= Weird Canada =

Blog celebrating Canadian emerging music, literature, space, ideas and art

Weird Canada is a blog that celebrates Canadian emerging music, literature, spaces, ideas, and art. It was founded in 2009 by Aaron Levin and Marie LeBlanc-Flanagan in Edmonton, Alberta.

==Background==
In 2011, Weird Canada won CBC Radio 3's Searchlight competition for Best Canadian Music Website. As of 2012, the blog is completely bilingual in English and French.

In 2011 and 2012, Levin was a judge on the Polaris Music Prize panel.

In 2012, LeBlanc-Flanagan incorporated Wyrd Arts Initiatives, a national nonprofit with a mandate to "encourage, document and connect creative expression across Canada" with a focus on emerging and DIY arts communities. The organization presents music showcases both independently and in partnership with festivals and other organizations, creates resources for the independent and emerging arts community, and continues to publish the Weird Canada web site. LeBlanc-Flanagan has been the Executive Director of Wyrd Arts Initiatives since its inception. The organization is supported by over 450 volunteers (from Victoria to Nunavut) and continues to spark dialogue and change relating to accessibility, inclusivity, organizational openness, and responsive community building.

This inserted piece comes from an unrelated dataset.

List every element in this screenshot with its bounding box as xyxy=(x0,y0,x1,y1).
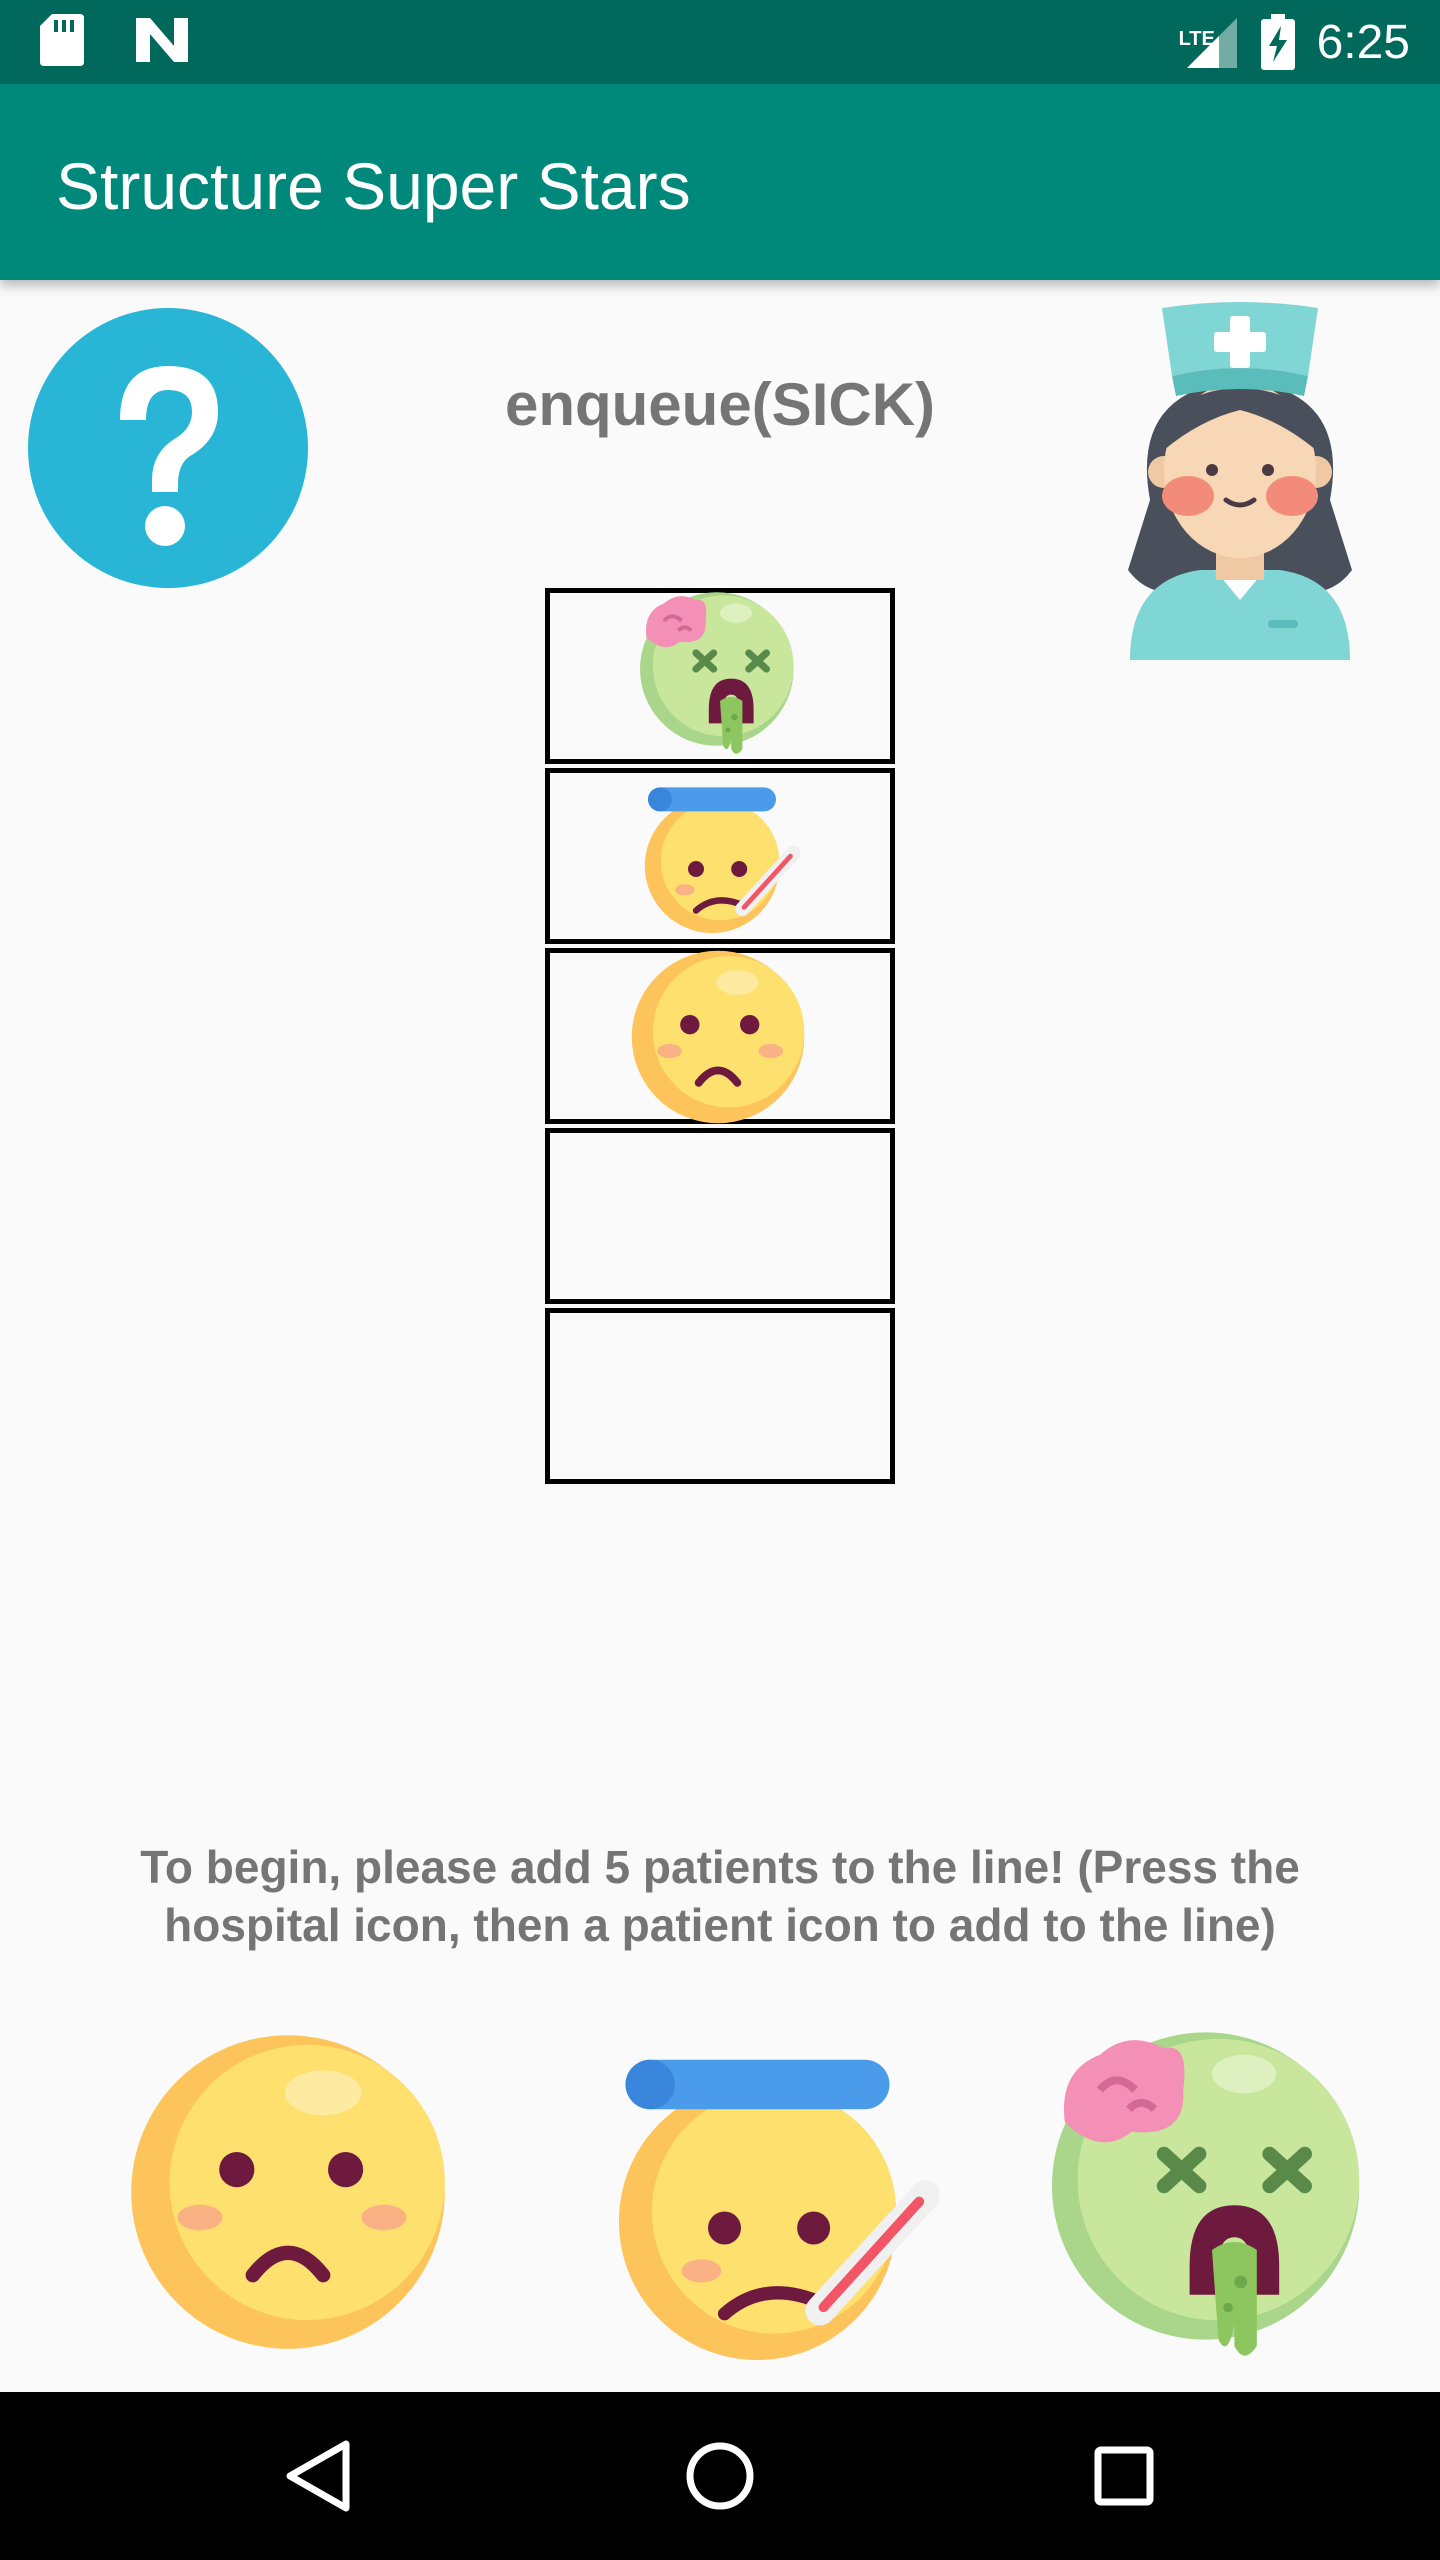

Canadian indie musicians Grimes, Mac DeMarco and Sean Nicholas Savage got their first exposure through Weird Canada.

==Wyrd Distro==

A $50,000 grant from FACTOR went into the creation of Wyrd Distro in 2014. The Wyrd Distro is a nationwide music distribution service that allows music fans to buy physical releases from the bands that are featured on Weird Canada's blog.